Un an avant le crash Rio-Paris, une vingtaine d’incidents liés à des sondes gelées avaient en effet été recensés et portés à la connaissance du constructeur. Ces événements ont été jugés suffisamment graves pour pousser certaines compagnies comme Air Caraïbes et XL Airways à remplacer les sondes Thalès de fabrication française par celles du constructeur américain Goodrich.
Pourquoi Air France n’a-t-elle pas fait de même ? Selon le BEA, la compagnie aérienne avait fait part de ses inquiétudes face à ces manquements à Airbus.
« Air France voulait garder Thalès parce que c’est une compagnie française », explique Guidicelli, qui estime que « des vies ont été sacrifiées sur l’autel de l’argent et des affaires ». Après la catastrophe, le modèle en question a été remplacé dans le monde entier.
Pendant les neuf semaines du procès, une question en particulier reviendra à plusieurs reprises : cet accident aurait-il pu être évité ? Les parties civiles sont convaincues qu’elle aurait pu : Airbus a été aveuglé par une confiance sans bornes dans la fiabilité de son A330, et Air France, de son côté, aurait dû mieux informer ses équipages sur les incidents où les sondes Pitot avaient mal fonctionné.

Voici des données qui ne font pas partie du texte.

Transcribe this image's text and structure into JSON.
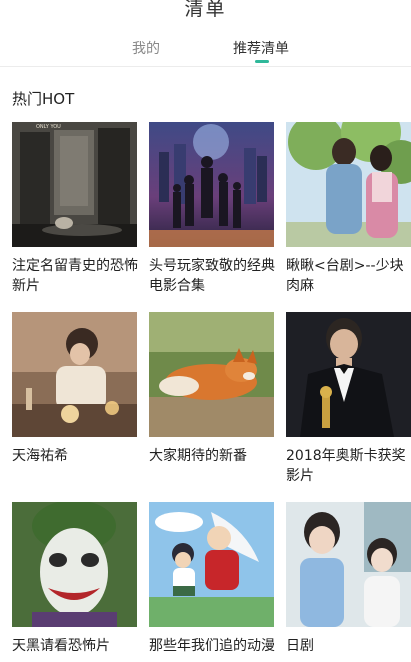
{
  "header": {
    "title": "清单",
    "tabs": [
      {
        "label": "我的",
        "active": false
      },
      {
        "label": "推荐清单",
        "active": true
      }
    ],
    "accent_color": "#2fb89a"
  },
  "section": {
    "title": "热门HOT",
    "items": [
      {
        "caption": "注定名留青史的恐怖新片",
        "thumb_text": "ONLY YOU"
      },
      {
        "caption": "头号玩家致敬的经典电影合集"
      },
      {
        "caption": "瞅瞅<台剧>--少块肉麻"
      },
      {
        "caption": "天海祐希"
      },
      {
        "caption": "大家期待的新番"
      },
      {
        "caption": "2018年奥斯卡获奖影片"
      },
      {
        "caption": "天黑请看恐怖片"
      },
      {
        "caption": "那些年我们追的动漫"
      },
      {
        "caption": "日剧"
      }
    ]
  }
}
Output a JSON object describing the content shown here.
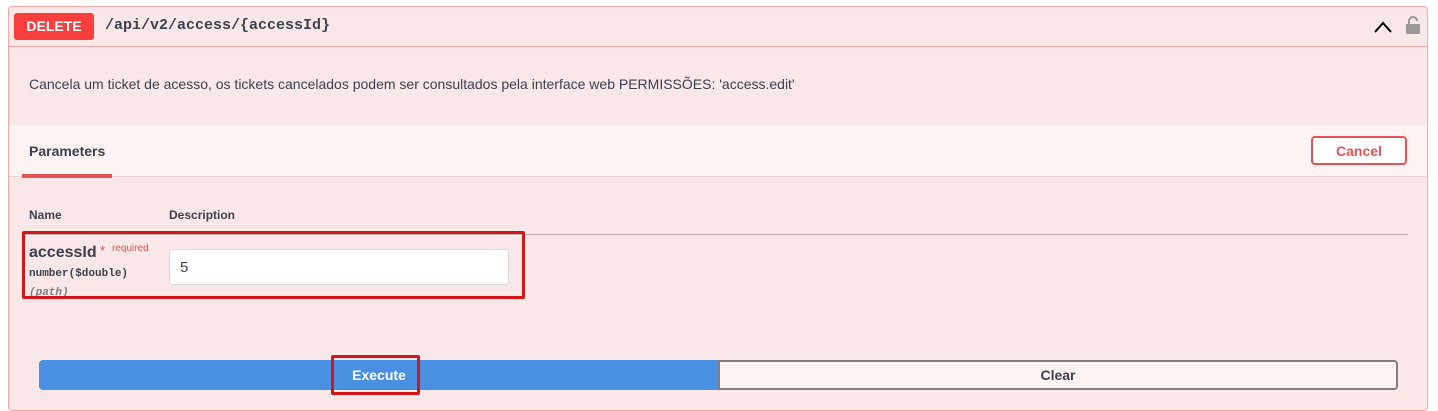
{
  "operation": {
    "method": "DELETE",
    "path": "/api/v2/access/{accessId}",
    "description": "Cancela um ticket de acesso, os tickets cancelados podem ser consultados pela interface web PERMISSÕES: 'access.edit'"
  },
  "tabs": {
    "parameters": "Parameters"
  },
  "buttons": {
    "cancel": "Cancel",
    "execute": "Execute",
    "clear": "Clear"
  },
  "table": {
    "name_header": "Name",
    "description_header": "Description"
  },
  "parameter": {
    "name": "accessId",
    "required_mark": "*",
    "required_label": "required",
    "type": "number($double)",
    "in": "(path)",
    "value": "5"
  },
  "icons": {
    "collapse": "chevron-up-icon",
    "auth": "lock-icon"
  },
  "colors": {
    "delete": "#f93e3e",
    "execute": "#4990e2",
    "accent": "#e45454",
    "highlight": "#d1161b"
  }
}
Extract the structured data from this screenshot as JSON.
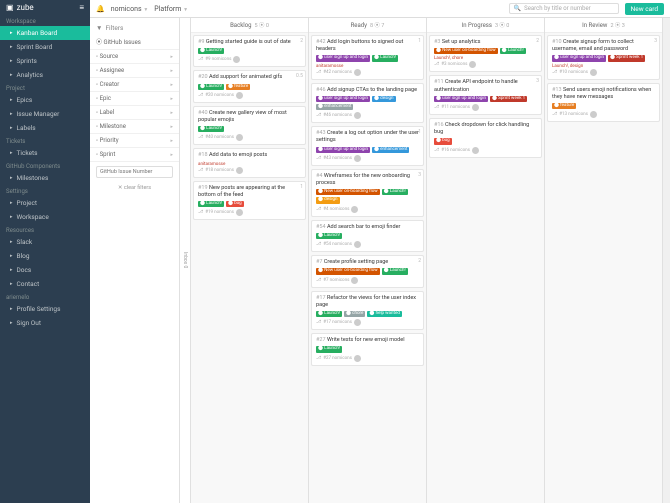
{
  "brand": "zube",
  "topbar": {
    "project": "nomicons",
    "project_suffix": "▼",
    "workspace": "Platform",
    "workspace_suffix": "▼",
    "search_placeholder": "Search by title or number",
    "new_card": "New card"
  },
  "sidebar": {
    "sections": [
      {
        "title": "Workspace",
        "items": [
          {
            "label": "Kanban Board",
            "icon": "board-icon",
            "active": true
          },
          {
            "label": "Sprint Board",
            "icon": "sprint-icon"
          },
          {
            "label": "Sprints",
            "icon": "sprints-icon"
          },
          {
            "label": "Analytics",
            "icon": "analytics-icon"
          }
        ]
      },
      {
        "title": "Project",
        "items": [
          {
            "label": "Epics",
            "icon": "epics-icon"
          },
          {
            "label": "Issue Manager",
            "icon": "issues-icon"
          },
          {
            "label": "Labels",
            "icon": "labels-icon"
          }
        ]
      },
      {
        "title": "Tickets",
        "items": [
          {
            "label": "Tickets",
            "icon": "tickets-icon"
          }
        ]
      },
      {
        "title": "GitHub Components",
        "items": [
          {
            "label": "Milestones",
            "icon": "milestones-icon"
          }
        ]
      },
      {
        "title": "Settings",
        "items": [
          {
            "label": "Project",
            "icon": "settings-project-icon"
          },
          {
            "label": "Workspace",
            "icon": "settings-workspace-icon"
          }
        ]
      },
      {
        "title": "Resources",
        "items": [
          {
            "label": "Slack",
            "icon": "slack-icon"
          },
          {
            "label": "Blog",
            "icon": "blog-icon"
          },
          {
            "label": "Docs",
            "icon": "docs-icon"
          },
          {
            "label": "Contact",
            "icon": "contact-icon"
          }
        ]
      },
      {
        "title": "ariemelo",
        "items": [
          {
            "label": "Profile Settings",
            "icon": "profile-icon"
          },
          {
            "label": "Sign Out",
            "icon": "signout-icon"
          }
        ]
      }
    ]
  },
  "filters": {
    "header": "Filters",
    "rows": [
      {
        "label": "GitHub Issues",
        "icon": "toggle"
      },
      {
        "label": "Source"
      },
      {
        "label": "Assignee"
      },
      {
        "label": "Creator"
      },
      {
        "label": "Epic"
      },
      {
        "label": "Label"
      },
      {
        "label": "Milestone"
      },
      {
        "label": "Priority"
      },
      {
        "label": "Sprint"
      }
    ],
    "input_placeholder": "GitHub Issue Number",
    "clear": "clear filters"
  },
  "inbox": {
    "label": "Inbox",
    "count": 0
  },
  "columns": [
    {
      "name": "Backlog",
      "open": 5,
      "closed": 0,
      "cards": [
        {
          "num": "#9",
          "title": "Getting started guide is out of date",
          "labels": [
            {
              "text": "Launch!",
              "color": "#27ae60"
            }
          ],
          "meta": "#9 nomicons",
          "pts": "2"
        },
        {
          "num": "#20",
          "title": "Add support for animated gifs",
          "labels": [
            {
              "text": "Launch!",
              "color": "#27ae60"
            },
            {
              "text": "feature",
              "color": "#e67e22"
            }
          ],
          "meta": "#20 nomicons",
          "pts": "0.5"
        },
        {
          "num": "#40",
          "title": "Create new gallery view of most popular emojis",
          "labels": [
            {
              "text": "Launch!",
              "color": "#27ae60"
            }
          ],
          "meta": "#40 nomicons"
        },
        {
          "num": "#18",
          "title": "Add data to emoji posts",
          "labels": [],
          "meta": "#18 nomicons",
          "sub": "anitaramosse",
          "comments": "1"
        },
        {
          "num": "#19",
          "title": "New posts are appearing at the bottom of the feed",
          "labels": [
            {
              "text": "Launch!",
              "color": "#27ae60"
            },
            {
              "text": "bug",
              "color": "#e74c3c"
            }
          ],
          "meta": "#19 nomicons",
          "pts": "1"
        }
      ]
    },
    {
      "name": "Ready",
      "open": 8,
      "closed": 7,
      "cards": [
        {
          "num": "#42",
          "title": "Add login buttons to signed out headers",
          "labels": [
            {
              "text": "user sign up and login",
              "color": "#8e44ad"
            },
            {
              "text": "Launch!",
              "color": "#27ae60"
            }
          ],
          "meta": "#42 nomicons",
          "sub": "anitaramosse",
          "pts": "1"
        },
        {
          "num": "#46",
          "title": "Add signup CTAs to the landing page",
          "labels": [
            {
              "text": "user sign up and login",
              "color": "#8e44ad"
            },
            {
              "text": "design",
              "color": "#3498db"
            },
            {
              "text": "enhancement",
              "color": "#95a5a6"
            }
          ],
          "meta": "#46 nomicons"
        },
        {
          "num": "#43",
          "title": "Create a log out option under the user settings",
          "labels": [
            {
              "text": "user sign up and login",
              "color": "#8e44ad"
            },
            {
              "text": "enhancement",
              "color": "#3498db"
            }
          ],
          "meta": "#43 nomicons",
          "pts": "1"
        },
        {
          "num": "#4",
          "title": "Wireframes for the new onboarding process",
          "labels": [
            {
              "text": "New user on-boarding flow",
              "color": "#d35400"
            },
            {
              "text": "Launch!",
              "color": "#27ae60"
            },
            {
              "text": "design",
              "color": "#f39c12"
            }
          ],
          "meta": "#4 nomicons",
          "pts": "3"
        },
        {
          "num": "#54",
          "title": "Add search bar to emoji finder",
          "labels": [
            {
              "text": "Launch!",
              "color": "#27ae60"
            }
          ],
          "meta": "#54 nomicons"
        },
        {
          "num": "#7",
          "title": "Create profile setting page",
          "labels": [
            {
              "text": "New user on-boarding flow",
              "color": "#d35400"
            },
            {
              "text": "Launch!",
              "color": "#27ae60"
            }
          ],
          "meta": "#7 nomicons",
          "pts": "2"
        },
        {
          "num": "#17",
          "title": "Refactor the views for the user index page",
          "labels": [
            {
              "text": "Launch!",
              "color": "#27ae60"
            },
            {
              "text": "chore",
              "color": "#95a5a6"
            },
            {
              "text": "help wanted",
              "color": "#1abc9c"
            }
          ],
          "meta": "#17 nomicons"
        },
        {
          "num": "#27",
          "title": "Write tests for new emoji model",
          "labels": [
            {
              "text": "Launch!",
              "color": "#27ae60"
            }
          ],
          "meta": "#27 nomicons"
        }
      ]
    },
    {
      "name": "In Progress",
      "open": 3,
      "closed": 0,
      "cards": [
        {
          "num": "#3",
          "title": "Set up analytics",
          "labels": [
            {
              "text": "New user on-boarding flow",
              "color": "#d35400"
            },
            {
              "text": "Launch!",
              "color": "#27ae60"
            }
          ],
          "sub": "Launch!, chore",
          "meta": "#3 nomicons",
          "pts": "2"
        },
        {
          "num": "#11",
          "title": "Create API endpoint to handle authentication",
          "labels": [
            {
              "text": "user sign up and login",
              "color": "#8e44ad"
            },
            {
              "text": "Sprint week 1",
              "color": "#c0392b"
            }
          ],
          "meta": "#11 nomicons",
          "pts": "3"
        },
        {
          "num": "#16",
          "title": "Check dropdown for click handling bug",
          "labels": [
            {
              "text": "bug",
              "color": "#e74c3c"
            }
          ],
          "meta": "#16 nomicons"
        }
      ]
    },
    {
      "name": "In Review",
      "open": 2,
      "closed": 3,
      "cards": [
        {
          "num": "#10",
          "title": "Create signup form to collect username, email and password",
          "labels": [
            {
              "text": "user sign up and login",
              "color": "#8e44ad"
            },
            {
              "text": "Sprint week 1",
              "color": "#c0392b"
            }
          ],
          "sub": "Launch!, design",
          "meta": "#10 nomicons",
          "pts": "3"
        },
        {
          "num": "#13",
          "title": "Send users emoji notifications when they have new messages",
          "labels": [
            {
              "text": "feature",
              "color": "#e67e22"
            }
          ],
          "meta": "#13 nomicons"
        }
      ]
    }
  ],
  "colors": {
    "sidebar": "#2c3e50",
    "accent": "#1abc9c"
  }
}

Mais après 10 ans de procédure, certaines familles de victimes doutent qu’elles obtiendront les réponses aux questions qui les hantent. « On risque d’assister à une nouvelle partie de ping-pong entre Air France et Airbus, qui s’accusent mutuellement », estime Guidicelli.
« Airbus se rétablirait un peu l’honneur s’il reconnaissait sa part de responsabilité dans l’accident », a déclaré Danièle Lamy du Entraide et Solidarité AF447 association.
Si le tribunal les juge responsables, Air France et Airbus pourraient être condamnées à des amendes pouvant aller jusqu’à 225 000 euros. Le procès doit se terminer le 8 décembre.
Cet article a été traduit de l’original en français.